More staff, but not teachers;Hot Data;School management;Briefing
The rise in nursery assistants is partly explained by the growth in nursery places following the introduction of vouchers in 1997. However, the rise may have masked some loss of jobs in the private sector as parents switched to popular state schools.
Secondary non-teaching staff numbers rose by 5 per cent between 1997 and 1998, mostly accounted for by a growth in special needs support staff and in secretaries.
The transfer of financial responsibility to schools has seen a boom in bursars. By 1998 it would appear that more than half of all secondary schools had one. With the Fair Funding changes beginning next month, numbers are set to increase further so that eventually all secondary schools will have a bursar as a member of their senior management team. In the future, clusters of primary schools might also find them useful, unless they contract out the service to either their local authority or the private sector.
One vital post missing from the table is that of information communications and technology manager.

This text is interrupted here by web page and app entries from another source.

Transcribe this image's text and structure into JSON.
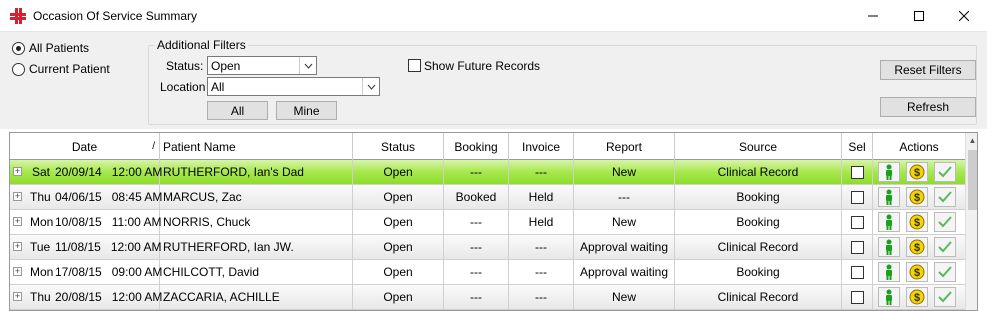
{
  "window": {
    "title": "Occasion Of Service Summary"
  },
  "colors": {
    "selected_row": "#a6e84e",
    "accent_red": "#d8202f"
  },
  "patient_scope": {
    "all_label": "All Patients",
    "current_label": "Current Patient",
    "selected": "all"
  },
  "filters": {
    "group_title": "Additional Filters",
    "status_label": "Status:",
    "status_value": "Open",
    "location_label": "Location",
    "location_value": "All",
    "all_button": "All",
    "mine_button": "Mine",
    "show_future_label": "Show Future Records",
    "show_future_checked": false,
    "reset_button": "Reset Filters",
    "refresh_button": "Refresh"
  },
  "table": {
    "columns": [
      "Date",
      "Patient Name",
      "Status",
      "Booking",
      "Invoice",
      "Report",
      "Source",
      "Sel",
      "Actions"
    ],
    "sort_indicator": "/",
    "rows": [
      {
        "day": "Sat",
        "date": "20/09/14",
        "time": "12:00 AM",
        "patient": "RUTHERFORD, Ian's Dad",
        "status": "Open",
        "booking": "---",
        "invoice": "---",
        "report": "New",
        "source": "Clinical Record",
        "selected": true
      },
      {
        "day": "Thu",
        "date": "04/06/15",
        "time": "08:45 AM",
        "patient": "MARCUS, Zac",
        "status": "Open",
        "booking": "Booked",
        "invoice": "Held",
        "report": "---",
        "source": "Booking",
        "selected": false
      },
      {
        "day": "Mon",
        "date": "10/08/15",
        "time": "11:00 AM",
        "patient": "NORRIS, Chuck",
        "status": "Open",
        "booking": "---",
        "invoice": "Held",
        "report": "New",
        "source": "Booking",
        "selected": false
      },
      {
        "day": "Tue",
        "date": "11/08/15",
        "time": "12:00 AM",
        "patient": "RUTHERFORD, Ian JW.",
        "status": "Open",
        "booking": "---",
        "invoice": "---",
        "report": "Approval waiting",
        "source": "Clinical Record",
        "selected": false
      },
      {
        "day": "Mon",
        "date": "17/08/15",
        "time": "09:00 AM",
        "patient": "CHILCOTT, David",
        "status": "Open",
        "booking": "---",
        "invoice": "---",
        "report": "Approval waiting",
        "source": "Booking",
        "selected": false
      },
      {
        "day": "Thu",
        "date": "20/08/15",
        "time": "12:00 AM",
        "patient": "ZACCARIA, ACHILLE",
        "status": "Open",
        "booking": "---",
        "invoice": "---",
        "report": "New",
        "source": "Clinical Record",
        "selected": false
      }
    ]
  }
}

Many schools use teachers in that role, but it cannot be long before it becomes sensible to create a non-teaching post to oversee all the day-to-day issues that the increasing use of ICT will bring.

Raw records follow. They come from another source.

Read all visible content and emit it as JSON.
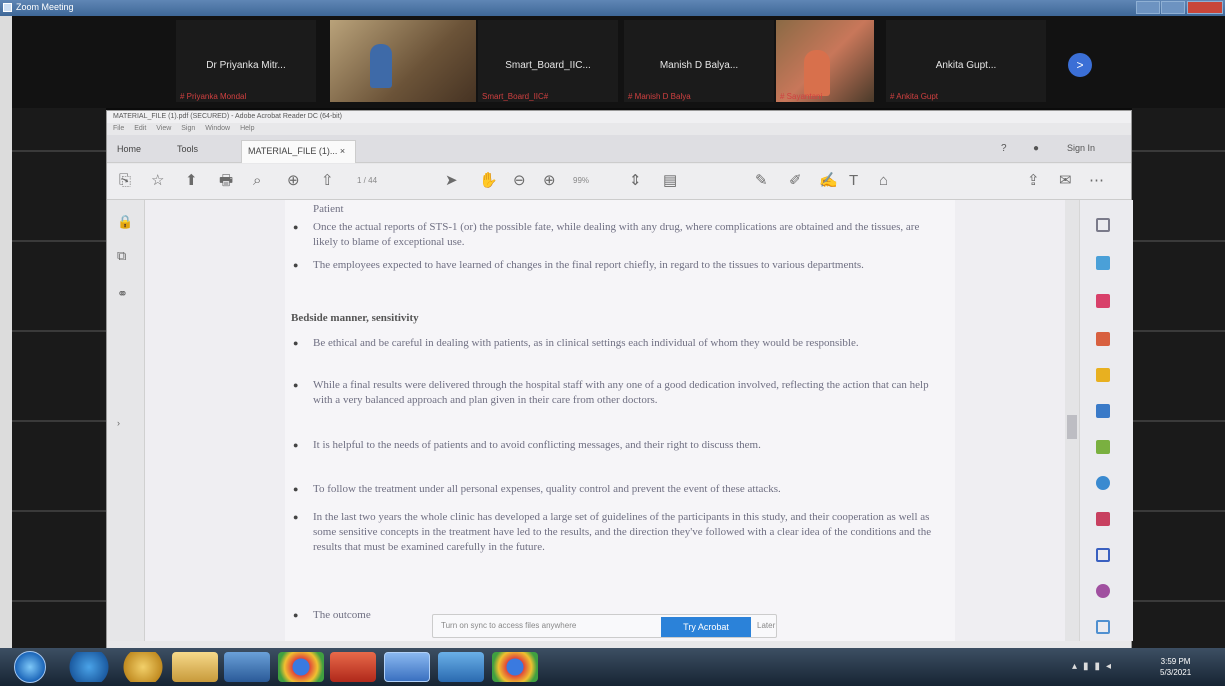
{
  "window": {
    "title": "Zoom Meeting"
  },
  "gallery": {
    "participants": [
      {
        "name": "Dr Priyanka Mitr...",
        "sub": "# Priyanka Mondal"
      },
      {
        "name": "",
        "sub": ""
      },
      {
        "name": "Smart_Board_IIC...",
        "sub": "Smart_Board_IIC#"
      },
      {
        "name": "Manish D Balya...",
        "sub": "# Manish D Balya"
      },
      {
        "name": "",
        "sub": "# Sayantani"
      },
      {
        "name": "Ankita Gupt...",
        "sub": "# Ankita Gupt"
      }
    ],
    "more_label": ">"
  },
  "acrobat": {
    "title": "MATERIAL_FILE (1).pdf (SECURED) - Adobe Acrobat Reader DC (64-bit)",
    "menu": [
      "File",
      "Edit",
      "View",
      "Sign",
      "Window",
      "Help"
    ],
    "tabs": {
      "home": "Home",
      "tools": "Tools",
      "doc": "MATERIAL_FILE (1)..."
    },
    "help": "?",
    "signin": "Sign In",
    "toolbar": {
      "page_input": "1 / 44",
      "zoom": "99%"
    },
    "content": {
      "top_fragment": "Patient",
      "bullets_a": [
        "Once the actual reports of STS-1 (or) the possible fate, while dealing with any drug, where complications are obtained and the tissues, are likely to blame of exceptional use.",
        "The employees expected to have learned of changes in the final report chiefly, in regard to the tissues to various departments."
      ],
      "heading": "Bedside manner, sensitivity",
      "bullets_b": [
        "Be ethical and be careful in dealing with patients, as in clinical settings each individual of whom they would be responsible.",
        "While a final results were delivered through the hospital staff with any one of a good dedication involved, reflecting the action that can help with a very balanced approach and plan given in their care from other doctors.",
        "It is helpful to the needs of patients and to avoid conflicting messages, and their right to discuss them.",
        "To follow the treatment under all personal expenses, quality control and prevent the event of these attacks.",
        "In the last two years the whole clinic has developed a large set of guidelines of the participants in this study, and their cooperation as well as some sensitive concepts in the treatment have led to the results, and the direction they've followed with a clear idea of the conditions and the results that must be examined carefully in the future."
      ],
      "last_bullet": "The outcome"
    },
    "popup": {
      "text": "Turn on sync to access files anywhere",
      "button": "Try Acrobat",
      "link": "Later"
    }
  },
  "taskbar": {
    "time": "3:59 PM",
    "date": "5/3/2021"
  }
}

Indeed, the primary school which advertised in The TES for a deputy head with "experience of Internet and video conferencing highly desirable" (February 5) just shows how fast the world is changing.
Whether one outcome of the Green Paper will be to hasten the recruitment of non-teaching staff on the grounds that they are less expensive than teachers, only time will tell. What is clear is that the Teacher Training Agency is right to see these staff as potential professionals of the future, many of whom are already performing excellent work in schools.